Despite the advantages of TMS, most clinical biomarker studies of AD rely on immunoassays, and in hospital clinical routine laboratories, automated immunoassays remain the mainstay technology. One reason for this is lack of analytical robustness of high-end mass spectrometric instrumentation. High-resolution mass spectrometers are sensitive to contamination from sample components that may rapidly degrade performance. Similarly, nano- and cap-flow HPLC, which is often required to obtain sufficient detection sensitivity, is prone to clogging of columns and capillaries and variations in separation performance. Troubleshooting these types of problems is often time consuming, and requires specially trained personnel. This situation may change as instrument manufacturers and research laboratories are continuously making improvements to hardware, software, and sample preparation protocols, but in the near future, TMS is likely to primarily remain a research tool, for characterizing and developing new biomarkers.

Conflict of interest

K. B. has served as a consultant and at advisory boards for Acumen, ALZPath, BioArctic, Biogen, Eisai, Julius Clinical, Lilly, Novartis, Ono Pharma, Prothena, Roche Diagnostics, and Siemens Healthineers; has served at data monitoring committees for Julius Clinical and Novartis; has given lectures, produced educational materials, and participated in educational programs for Biogen, Eisai, and Roche Diagnostics; and is a cofounder of Brain Biomarker Solutions in Gothenburg AB (BBS), which is a part of the GU Ventures Incubator Program, outside the work presented in this article.

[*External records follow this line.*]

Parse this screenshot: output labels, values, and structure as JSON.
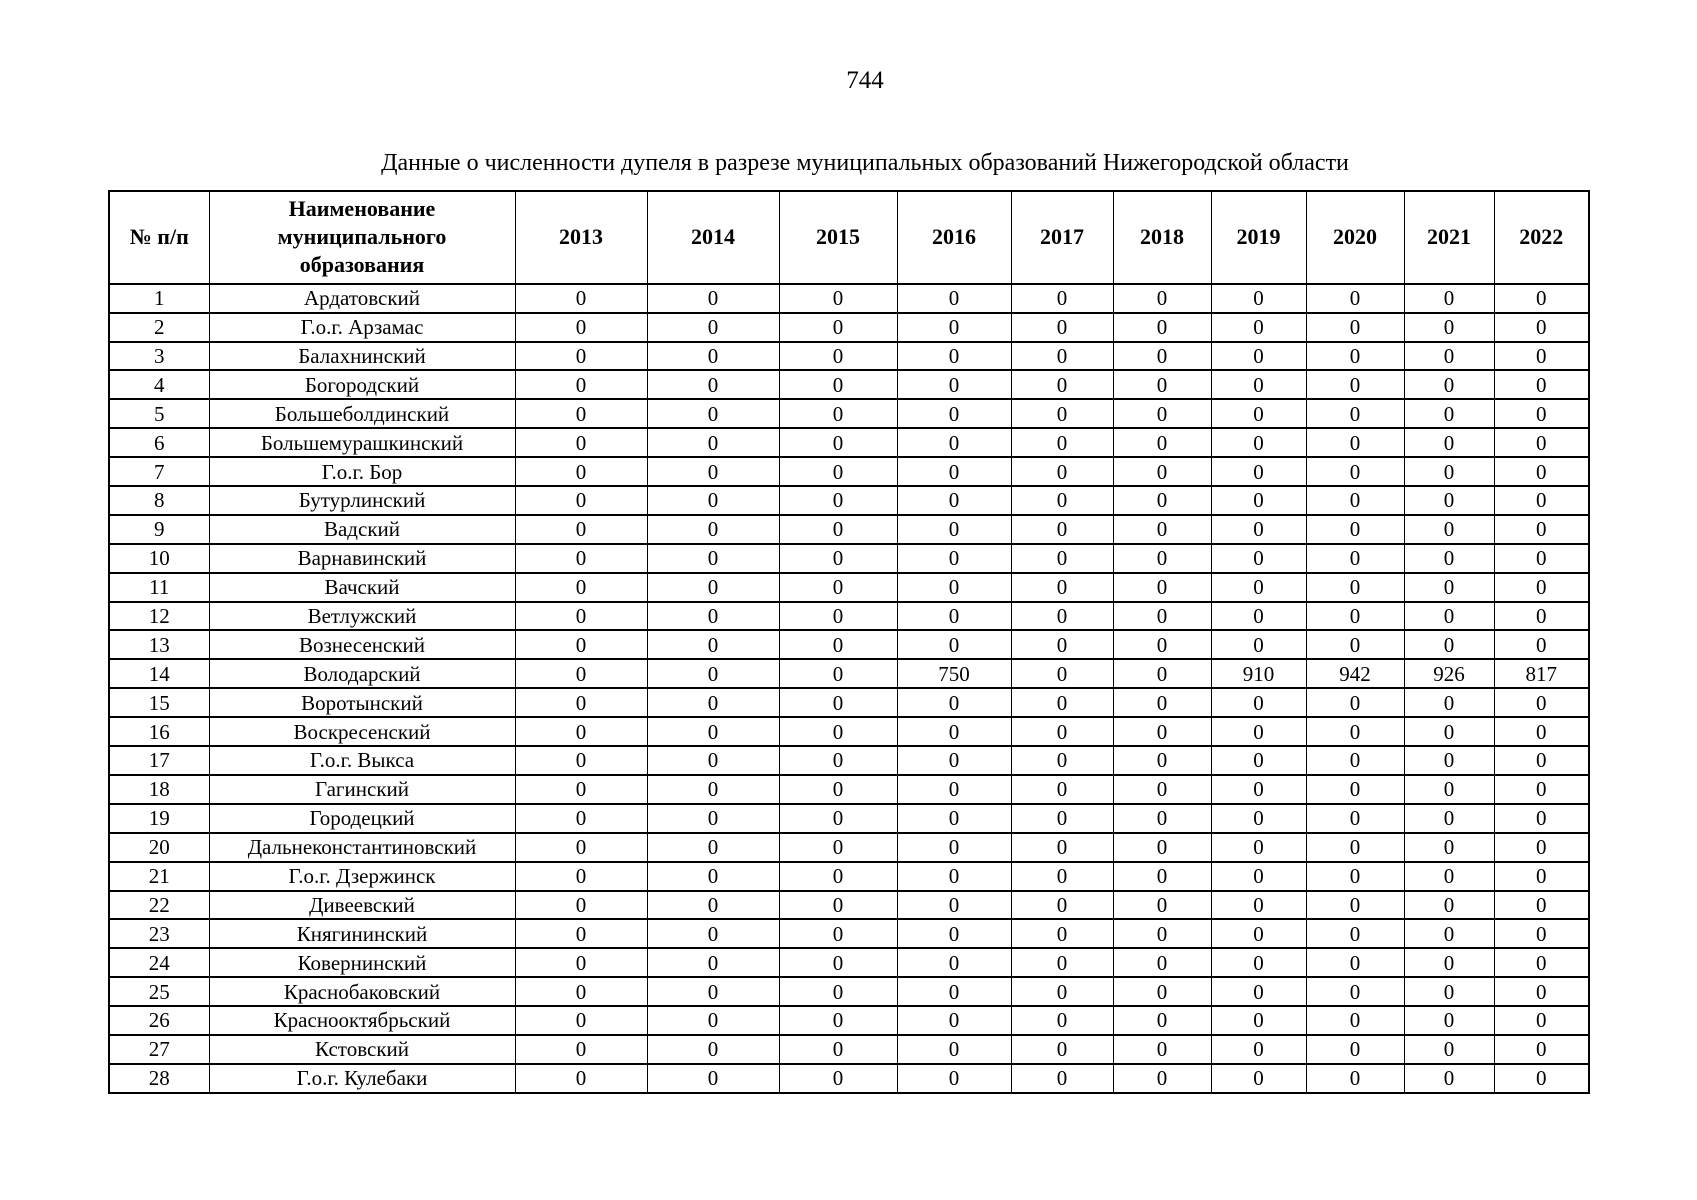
{
  "page": {
    "number": "744",
    "title": "Данные о численности дупеля в разрезе муниципальных образований Нижегородской области"
  },
  "table": {
    "headers": {
      "index": "№ п/п",
      "name": "Наименование муниципального образования",
      "years": [
        "2013",
        "2014",
        "2015",
        "2016",
        "2017",
        "2018",
        "2019",
        "2020",
        "2021",
        "2022"
      ]
    },
    "rows": [
      {
        "n": "1",
        "name": "Ардатовский",
        "values": [
          "0",
          "0",
          "0",
          "0",
          "0",
          "0",
          "0",
          "0",
          "0",
          "0"
        ]
      },
      {
        "n": "2",
        "name": "Г.о.г. Арзамас",
        "values": [
          "0",
          "0",
          "0",
          "0",
          "0",
          "0",
          "0",
          "0",
          "0",
          "0"
        ]
      },
      {
        "n": "3",
        "name": "Балахнинский",
        "values": [
          "0",
          "0",
          "0",
          "0",
          "0",
          "0",
          "0",
          "0",
          "0",
          "0"
        ]
      },
      {
        "n": "4",
        "name": "Богородский",
        "values": [
          "0",
          "0",
          "0",
          "0",
          "0",
          "0",
          "0",
          "0",
          "0",
          "0"
        ]
      },
      {
        "n": "5",
        "name": "Большеболдинский",
        "values": [
          "0",
          "0",
          "0",
          "0",
          "0",
          "0",
          "0",
          "0",
          "0",
          "0"
        ]
      },
      {
        "n": "6",
        "name": "Большемурашкинский",
        "values": [
          "0",
          "0",
          "0",
          "0",
          "0",
          "0",
          "0",
          "0",
          "0",
          "0"
        ]
      },
      {
        "n": "7",
        "name": "Г.о.г. Бор",
        "values": [
          "0",
          "0",
          "0",
          "0",
          "0",
          "0",
          "0",
          "0",
          "0",
          "0"
        ]
      },
      {
        "n": "8",
        "name": "Бутурлинский",
        "values": [
          "0",
          "0",
          "0",
          "0",
          "0",
          "0",
          "0",
          "0",
          "0",
          "0"
        ]
      },
      {
        "n": "9",
        "name": "Вадский",
        "values": [
          "0",
          "0",
          "0",
          "0",
          "0",
          "0",
          "0",
          "0",
          "0",
          "0"
        ]
      },
      {
        "n": "10",
        "name": "Варнавинский",
        "values": [
          "0",
          "0",
          "0",
          "0",
          "0",
          "0",
          "0",
          "0",
          "0",
          "0"
        ]
      },
      {
        "n": "11",
        "name": "Вачский",
        "values": [
          "0",
          "0",
          "0",
          "0",
          "0",
          "0",
          "0",
          "0",
          "0",
          "0"
        ]
      },
      {
        "n": "12",
        "name": "Ветлужский",
        "values": [
          "0",
          "0",
          "0",
          "0",
          "0",
          "0",
          "0",
          "0",
          "0",
          "0"
        ]
      },
      {
        "n": "13",
        "name": "Вознесенский",
        "values": [
          "0",
          "0",
          "0",
          "0",
          "0",
          "0",
          "0",
          "0",
          "0",
          "0"
        ]
      },
      {
        "n": "14",
        "name": "Володарский",
        "values": [
          "0",
          "0",
          "0",
          "750",
          "0",
          "0",
          "910",
          "942",
          "926",
          "817"
        ]
      },
      {
        "n": "15",
        "name": "Воротынский",
        "values": [
          "0",
          "0",
          "0",
          "0",
          "0",
          "0",
          "0",
          "0",
          "0",
          "0"
        ]
      },
      {
        "n": "16",
        "name": "Воскресенский",
        "values": [
          "0",
          "0",
          "0",
          "0",
          "0",
          "0",
          "0",
          "0",
          "0",
          "0"
        ]
      },
      {
        "n": "17",
        "name": "Г.о.г. Выкса",
        "values": [
          "0",
          "0",
          "0",
          "0",
          "0",
          "0",
          "0",
          "0",
          "0",
          "0"
        ]
      },
      {
        "n": "18",
        "name": "Гагинский",
        "values": [
          "0",
          "0",
          "0",
          "0",
          "0",
          "0",
          "0",
          "0",
          "0",
          "0"
        ]
      },
      {
        "n": "19",
        "name": "Городецкий",
        "values": [
          "0",
          "0",
          "0",
          "0",
          "0",
          "0",
          "0",
          "0",
          "0",
          "0"
        ]
      },
      {
        "n": "20",
        "name": "Дальнеконстантиновский",
        "values": [
          "0",
          "0",
          "0",
          "0",
          "0",
          "0",
          "0",
          "0",
          "0",
          "0"
        ]
      },
      {
        "n": "21",
        "name": "Г.о.г. Дзержинск",
        "values": [
          "0",
          "0",
          "0",
          "0",
          "0",
          "0",
          "0",
          "0",
          "0",
          "0"
        ]
      },
      {
        "n": "22",
        "name": "Дивеевский",
        "values": [
          "0",
          "0",
          "0",
          "0",
          "0",
          "0",
          "0",
          "0",
          "0",
          "0"
        ]
      },
      {
        "n": "23",
        "name": "Княгининский",
        "values": [
          "0",
          "0",
          "0",
          "0",
          "0",
          "0",
          "0",
          "0",
          "0",
          "0"
        ]
      },
      {
        "n": "24",
        "name": "Ковернинский",
        "values": [
          "0",
          "0",
          "0",
          "0",
          "0",
          "0",
          "0",
          "0",
          "0",
          "0"
        ]
      },
      {
        "n": "25",
        "name": "Краснобаковский",
        "values": [
          "0",
          "0",
          "0",
          "0",
          "0",
          "0",
          "0",
          "0",
          "0",
          "0"
        ]
      },
      {
        "n": "26",
        "name": "Краснооктябрьский",
        "values": [
          "0",
          "0",
          "0",
          "0",
          "0",
          "0",
          "0",
          "0",
          "0",
          "0"
        ]
      },
      {
        "n": "27",
        "name": "Кстовский",
        "values": [
          "0",
          "0",
          "0",
          "0",
          "0",
          "0",
          "0",
          "0",
          "0",
          "0"
        ]
      },
      {
        "n": "28",
        "name": "Г.о.г. Кулебаки",
        "values": [
          "0",
          "0",
          "0",
          "0",
          "0",
          "0",
          "0",
          "0",
          "0",
          "0"
        ]
      }
    ]
  }
}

H.Z. has served at scientific advisory boards and/or as a consultant for AbbVie, Acumen, Alector, Alzinova, ALZPath, Annexon, Apellis, Artery Therapeutics, AZTherapies, CogRx, De nali, Eisai, Nervgen, Novo Nordisk, Optoceutics, Passage Bio, Pinteon Therapeutics, Prothena, Red Abbey Labs, reMYND, Roche, Samumed, Siemens Healthineers, Triplet Therapeutics, and Wave, has given lectures in symposia sponsored by Cellectricon, Fujirebio, Alzecure, Biogen, and Roche, and is a cofounder of Brain Biomarker Solutions in Gothenburg AB (BBS), which is a part of the GU Ventures Incubator Program (outside submitted work).